Adieu au langage, de Jean-Luc Godard

 

Fragmentation de l’ensemble

Adieu au langage, de Jean-Luc GodardLe Prix du jury du Festival de Cannes 2014 sort en DVD et Blu-ray 3D. Si Jean-Luc Godard avait prévu ce film pour la 3D, l’œuvre garde son sens sur les deux supports.

Un homme récite un texte d’une voix solennelle, les yeux rivés à son iPhone, l’appareil tenu haut entre ses deux mains. Derrière lui, ce panneau : USINE A GAZ. Un bateau blanc de tourisme part, et repart, et repart, glissant sur l’eau bleue d’un lac. Une voix d’étudiante militante donne le Contexte Historique, Bismarck, Hitler, en off impérieux qui se perd dans des bruits de moteur. L’écran devient noir ; fin de la phrase, un point blanc apparaît.

Après Film Socialisme (2010), Jean-Luc Godard signe un nouveau film fragmenté, fait de courtes scènes chorégraphiées entrecoupées de textures visuelles et sonores – détails de peinture, parasites de radio – qui filent au gré d’une image tremblante. Les traces de la modernité se succèdent et s’emmêlent, entre objets technologiques dont les écrans mangent le salon, extraits de films d’archives sur l’obsédant nazisme, et tentatives de penser à l’ère médiatisée : « Monsieur, est-ce qu’il est possible de produire un concept d’Afrique ? » Une voix off très sérieuse fournit un discours libre, citant des auteurs, maniant les apories, cherchant l’absurde.
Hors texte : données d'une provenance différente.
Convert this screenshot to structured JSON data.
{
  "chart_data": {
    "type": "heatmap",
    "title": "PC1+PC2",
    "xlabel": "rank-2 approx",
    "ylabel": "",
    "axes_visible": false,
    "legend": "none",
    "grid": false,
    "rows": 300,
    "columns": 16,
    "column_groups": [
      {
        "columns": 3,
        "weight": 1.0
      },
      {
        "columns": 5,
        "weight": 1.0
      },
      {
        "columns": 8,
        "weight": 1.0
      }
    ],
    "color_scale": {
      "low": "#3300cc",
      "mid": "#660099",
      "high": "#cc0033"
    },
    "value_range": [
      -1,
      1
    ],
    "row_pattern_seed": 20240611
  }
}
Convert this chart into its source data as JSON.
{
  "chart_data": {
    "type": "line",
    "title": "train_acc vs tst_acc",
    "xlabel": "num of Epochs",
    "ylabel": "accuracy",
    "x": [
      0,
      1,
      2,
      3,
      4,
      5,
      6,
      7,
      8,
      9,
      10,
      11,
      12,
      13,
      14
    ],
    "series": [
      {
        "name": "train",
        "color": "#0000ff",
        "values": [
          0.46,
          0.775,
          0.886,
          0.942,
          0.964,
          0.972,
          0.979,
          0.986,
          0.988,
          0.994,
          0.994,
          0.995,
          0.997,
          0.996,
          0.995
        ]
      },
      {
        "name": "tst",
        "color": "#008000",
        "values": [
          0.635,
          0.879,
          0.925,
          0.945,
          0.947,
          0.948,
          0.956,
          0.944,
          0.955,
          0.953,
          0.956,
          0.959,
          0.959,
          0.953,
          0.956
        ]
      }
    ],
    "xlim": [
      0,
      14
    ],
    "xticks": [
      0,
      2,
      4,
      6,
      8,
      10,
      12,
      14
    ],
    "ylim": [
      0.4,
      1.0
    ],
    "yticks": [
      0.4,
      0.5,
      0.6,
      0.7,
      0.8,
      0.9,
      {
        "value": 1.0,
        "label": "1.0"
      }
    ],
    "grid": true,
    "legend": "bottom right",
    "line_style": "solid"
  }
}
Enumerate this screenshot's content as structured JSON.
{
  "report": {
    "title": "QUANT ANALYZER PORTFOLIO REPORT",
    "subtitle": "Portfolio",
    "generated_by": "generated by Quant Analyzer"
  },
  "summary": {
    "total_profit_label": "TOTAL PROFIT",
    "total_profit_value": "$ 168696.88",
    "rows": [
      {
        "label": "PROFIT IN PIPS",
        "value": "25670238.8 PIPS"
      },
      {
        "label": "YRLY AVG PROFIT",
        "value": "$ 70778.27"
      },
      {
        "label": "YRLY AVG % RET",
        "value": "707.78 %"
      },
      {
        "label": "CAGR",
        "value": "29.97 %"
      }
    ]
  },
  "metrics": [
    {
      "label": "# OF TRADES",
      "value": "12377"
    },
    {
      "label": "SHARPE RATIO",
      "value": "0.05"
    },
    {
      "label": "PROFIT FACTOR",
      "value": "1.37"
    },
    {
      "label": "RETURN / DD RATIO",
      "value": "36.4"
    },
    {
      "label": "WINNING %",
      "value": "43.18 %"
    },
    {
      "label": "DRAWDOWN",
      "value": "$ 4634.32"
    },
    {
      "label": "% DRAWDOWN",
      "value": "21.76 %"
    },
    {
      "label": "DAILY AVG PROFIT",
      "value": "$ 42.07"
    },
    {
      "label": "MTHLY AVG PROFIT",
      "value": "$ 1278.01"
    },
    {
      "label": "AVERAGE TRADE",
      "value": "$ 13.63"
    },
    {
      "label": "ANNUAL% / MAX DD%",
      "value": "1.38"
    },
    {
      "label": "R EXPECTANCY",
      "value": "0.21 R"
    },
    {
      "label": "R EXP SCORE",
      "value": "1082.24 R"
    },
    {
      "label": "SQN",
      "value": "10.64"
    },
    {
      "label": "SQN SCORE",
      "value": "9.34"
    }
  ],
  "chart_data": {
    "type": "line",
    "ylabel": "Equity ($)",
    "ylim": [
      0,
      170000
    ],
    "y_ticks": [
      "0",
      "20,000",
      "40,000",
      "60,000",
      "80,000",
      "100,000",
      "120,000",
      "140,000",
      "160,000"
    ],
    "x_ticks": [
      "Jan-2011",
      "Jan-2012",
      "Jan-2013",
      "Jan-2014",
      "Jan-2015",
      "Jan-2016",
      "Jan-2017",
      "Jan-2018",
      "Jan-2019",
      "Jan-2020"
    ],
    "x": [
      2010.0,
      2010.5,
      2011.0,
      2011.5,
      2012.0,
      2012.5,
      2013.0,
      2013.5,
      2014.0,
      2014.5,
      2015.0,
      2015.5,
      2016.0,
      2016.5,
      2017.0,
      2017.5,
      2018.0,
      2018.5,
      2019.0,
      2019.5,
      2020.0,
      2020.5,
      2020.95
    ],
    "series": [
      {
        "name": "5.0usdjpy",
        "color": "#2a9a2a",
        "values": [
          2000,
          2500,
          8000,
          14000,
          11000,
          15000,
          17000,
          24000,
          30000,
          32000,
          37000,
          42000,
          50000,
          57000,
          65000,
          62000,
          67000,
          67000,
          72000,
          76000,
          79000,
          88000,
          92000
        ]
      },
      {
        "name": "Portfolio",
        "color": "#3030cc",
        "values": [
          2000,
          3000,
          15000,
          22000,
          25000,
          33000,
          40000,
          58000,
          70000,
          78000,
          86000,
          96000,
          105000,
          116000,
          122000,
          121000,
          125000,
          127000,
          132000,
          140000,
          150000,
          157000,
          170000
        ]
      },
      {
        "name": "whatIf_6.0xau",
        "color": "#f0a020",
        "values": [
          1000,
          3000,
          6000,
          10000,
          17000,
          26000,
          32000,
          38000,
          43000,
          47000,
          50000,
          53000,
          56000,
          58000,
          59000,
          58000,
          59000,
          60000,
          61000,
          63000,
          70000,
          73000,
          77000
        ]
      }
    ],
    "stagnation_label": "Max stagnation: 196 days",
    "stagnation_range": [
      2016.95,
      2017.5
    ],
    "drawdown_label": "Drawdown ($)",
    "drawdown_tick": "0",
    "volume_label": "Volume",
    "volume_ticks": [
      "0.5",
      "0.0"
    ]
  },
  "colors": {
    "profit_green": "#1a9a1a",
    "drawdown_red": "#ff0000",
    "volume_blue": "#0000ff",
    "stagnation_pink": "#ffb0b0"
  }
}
Ce n’est pas l’animal qui est aveugle, mais l’homme, aveuglé par la conscience et incapable de regarder le monde.

Un arc narratif se dessine. C’est l’histoire d’une tentative d’être ensemble. Elle commence dans un bang comme la naissance d’un nouveau monde : le mari violent a tiré, la femme part avec un autre. Elle est brune et pâle dans son trench, il est brun et pâle et mal rasé. Leur couple vit entre les tables filmées en gros plan, les machines à laver, les trajets en voiture dans une nuit brouillée par la pluie. Deux personnages à peine nommés, dont les voix mornes se jettent des questions, restent ensemble malgré les incompréhensions et le machisme ordinaire. Pourquoi ? En positif parce que l’autre permet l’émancipation de soi, possibilité rappelée par une allusion à Levinas ; en négatif parce qu’il y a « de la difficulté d’être seul », et qu’il n’y a « pas d’autre personne ». Un deuxième couple qui leur ressemble, leur « métaphore », répète leurs gestes et leurs appels croisés, en laissant libre cours à la violence qu’eux refrènent. La création du lien bute sur l’obstacle du langage. « Faites en sorte que je puisse vous parler », supplie la femme, pâle et nue sur le canapé, une coupe de fruits entre les mains. « Persuadez-moi que vous m’entendez », répond l’homme en off. Seul leur chien demeure, égal et fluide, posant un regard calme sur une nature douce et bruissante filmée en tons phosphorescents.

C’est aussi l’histoire d’une création ratée dont le couple n’est qu’une émanation, une paire de Frankenstein esclaves imaginés par une jeune femme du XIXe siècle dont la plume grince sur le papier. Dans ce cadre brisé, l’obsession moderne pour le bonheur paraît dangereuse : Godard rappelle qu’il est là pour dire un « non » salutaire, et mourir. Le couple fait pourtant un enfant, un cri jailli du ventre de la femme comme l’Origine du monde filmée en sépia trouble.

Formats saccadés, gestes chorégraphiés et sons en chœur déréglé : Adieu au langage suit une structure originale dont la haute précision permet à Godard de transmettre un univers organisé de ressentis indicibles. Beaucoup de références parfois lassantes d’érudition, et de considérations parfois lourdes comme des poncifs : oui, il est difficile d’être soi dans ce monde qui aime tant les personnages. Jean-Luc Godard reste chez lui. C’est quand même pour le meilleur, dans cette prolongation de la Nouvelle Vague qui montre la modernité comme elle est ressentie, isolante, brouillée, cadencée, technologique.

 
Adieu au langage de Jean-Luc Godard, avec Héloïse Godet, Kamel Abdelli, Richard Chevallier… France, 2014. Sortie le 21 mai 2014. Sortie DVD / Blu-ray / Blu-ray 3D le 3 décembre 2014.